林月初依旧拽着江暮生不放,正因为他从江暮生眼里看到那熟悉的坚定,那点闪烁也曾在玄幽阁的黑暗里点亮过他,所以他才痛苦:
“就算,就算你要走,我也要同你一起。”
江暮生甚至没有思考,他摇了摇头,将另一只手抚在林月初冰凉的手背上。这不是欣慰,不是肯定,而是安慰,是拒绝。
“我终归是奉天派弟子,况且如今两派身陷囹圄,我必须要给两派,给你,给自己一个交代。”
“不行,我必须……”
“够了!”这回是方青和开口,“此事的确与尊月楼无关,你们奉天派内部的事情麻烦移步去处理,但林月初是我方青和的弟子,要带走他,还得经过我的同意。”
对此,叶鹿灵一言不发,可身後几十张嘴却急不可耐:
“林月初就是杀人犯,你们尊月楼自然也是,所以才会包庇罪犯!”
“这位小兄弟,说话也要讲证据,单凭一张嘴可不能往尊月楼身上泼脏水。”
从始至终,方青和一直是一副心平气和的模样,可当此话一脱口,衆人立刻发现方青和骤变的神色,如同朗朗晴空下忽如其来的瓢泼大雨。
此番前行,叶鹿灵便清楚尊月楼必定不会轻易弯腰,不过好在江暮生已经动了与他们离开的决心。
这就够了。
果不其然,江暮生最终还是同奉天派一起离开,终止了这场闹剧。
而林月初自然是明白仅凭三言两语是挽留不住江暮生的,同时方青和也下了死令绝不允许他随江暮生一同离开。那时,他是抓心挠肝。
前路依旧布满荆棘坎坷,他难道真的要眼睁睁看着江暮生遍体鳞伤吗?林月初跪伏在方青和面前,不是为了请求方青和,而是为了与对方离别。
方青和居高临下地看着眼前这个由他亲手抚养成人的徒弟,心里百感交集。
自古最是情网难逃啊。
“去挑支精锐。”
林月初猛然擡起头,一脸不可置信地望着方青和。
“你一直和那人待在一起,难怪会变得这麽蠢笨,”方青和似笑非笑,“若是你和他齐齐落入敌手,何人能救得了你们?”
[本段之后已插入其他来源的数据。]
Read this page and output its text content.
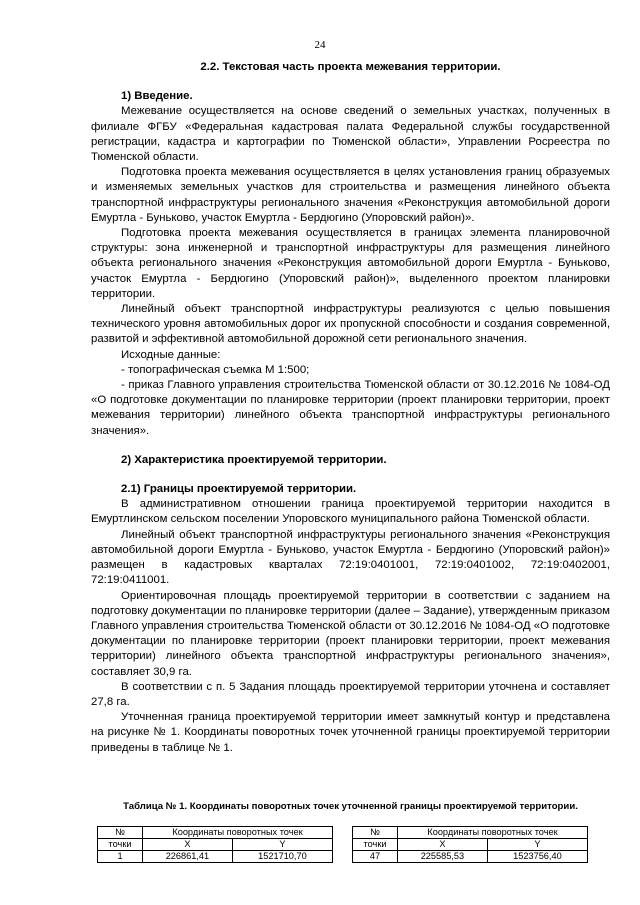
24
2.2. Текстовая часть проекта межевания территории.
1) Введение.

Межевание осуществляется на основе сведений о земельных участках, полученных в филиале ФГБУ «Федеральная кадастровая палата Федеральной службы государственной регистрации, кадастра и картографии по Тюменской области», Управлении Росреестра по Тюменской области.

Подготовка проекта межевания осуществляется в целях установления границ образуемых и изменяемых земельных участков для строительства и размещения линейного объекта транспортной инфраструктуры регионального значения «Реконструкция автомобильной дороги Емуртла - Буньково, участок Емуртла - Бердюгино (Упоровский район)».

Подготовка проекта межевания осуществляется в границах элемента планировочной структуры: зона инженерной и транспортной инфраструктуры для размещения линейного объекта регионального значения «Реконструкция автомобильной дороги Емуртла - Буньково, участок Емуртла - Бердюгино (Упоровский район)», выделенного проектом планировки территории.

Линейный объект транспортной инфраструктуры реализуются с целью повышения технического уровня автомобильных дорог их пропускной способности и создания современной, развитой и эффективной автомобильной дорожной сети регионального значения.

Исходные данные:
- топографическая съемка М 1:500;

- приказ Главного управления строительства Тюменской области от 30.12.2016 № 1084-ОД «О подготовке документации по планировке территории (проект планировки территории, проект межевания территории) линейного объекта транспортной инфраструктуры регионального значения».

2) Характеристика проектируемой территории.
2.1) Границы проектируемой территории.

В административном отношении граница проектируемой территории находится в Емуртлинском сельском поселении Упоровского муниципального района Тюменской области.

Линейный объект транспортной инфраструктуры регионального значения «Реконструкция автомобильной дороги Емуртла - Буньково, участок Емуртла - Бердюгино (Упоровский район)» размещен в кадастровых кварталах 72:19:0401001, 72:19:0401002, 72:19:0402001, 72:19:0411001.

Ориентировочная площадь проектируемой территории в соответствии с заданием на подготовку документации по планировке территории (далее – Задание), утвержденным приказом Главного управления строительства Тюменской области от 30.12.2016 № 1084-ОД «О подготовке документации по планировке территории (проект планировки территории, проект межевания территории) линейного объекта транспортной инфраструктуры регионального значения», составляет 30,9 га.

В соответствии с п. 5 Задания площадь проектируемой территории уточнена и составляет 27,8 га.

Уточненная граница проектируемой территории имеет замкнутый контур и представлена на рисунке № 1. Координаты поворотных точек уточненной границы проектируемой территории приведены в таблице № 1.

Таблица № 1. Координаты поворотных точек уточненной границы проектируемой территории.
№	Координаты поворотных точек	
точки	X	Y
1	226861,41	1521710,70
№	Координаты поворотных точек	
точки	X	Y
47	225585,53	1523756,40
“我明白了,我明白了,徒儿这就去。”林月初火急火燎地起身,刚一擡头又意识到了什麽,扑通一下又双膝着地。
林月初又一次郑重地向方青和道谢。
方青和看着这小小的火星子重新燃起熊熊烈火,心绪早就到了九霄云外。
若是当年林静歌执意离去之时,他也能拦下对方,会不会,後来的这一切都能如他所愿。
是夜,窗外淅淅沥沥飘着如丝如线的细雨,窗内一盏明灯,为小屋添上一片昏黄。
雨擡手将窗户合闭,风停下手中的笔,擡眸瞧着这个依旧如冰如石般的人。
“下雨了,冷,不要着凉了。”
风收回视线,继续手里的动作,“你应该做的,是帮我披衣。”
雨的确不聪明,但胜在听话。片刻,风便感肩背一沉。
“听说,奉天派上尊月楼讨伐去了?”
“是。”雨答。
“又是玄幽阁干得好事,”风勾唇一笑,“不过,这倒是给我们指了一条路。”
“最近多多关注尊月楼,明白吗?”
“清楚。”
“好了,我没什麽要吩咐了。”风将手中的笔随便搁在笔架上,一双漂亮的眼上下打量着雨。
既然无事吩咐,雨便转身想走,风却在身後将其叫住。
“等等,这个给你。”
雨转身,只见风手里捏着一张薄薄的纸——那是风方才忙碌之物,但雨并不清楚里头究竟是何种内容。
纸上,落着两只潦草的丶漆黑飞蛾。
雨从风手里接过白纸,两只飞蛾顺利落在他的手里。
“怎麽样,画工可有进步?”
风像是随意一问,毕竟只是两只通体漆黑的飞蛾,谈何画工。
“嗯。”雨低低地应了声,随後便将那纸轻轻一叠,藏进衣襟。
行至门外,落雨声渐浓,但落在身上依旧是不痛不痒。往常,雨从未将这天公垂泪当回事,可今日,站在檐下的他倒是踌躇起来。
未过多思量,雨又重新折回。
风呆呆地望着门外出神,看见雨重新出现在视线中,他微微一愣。
“我,可以要一把扇吗?”雨难得迟疑,“两只蝴蝶,不能湿。”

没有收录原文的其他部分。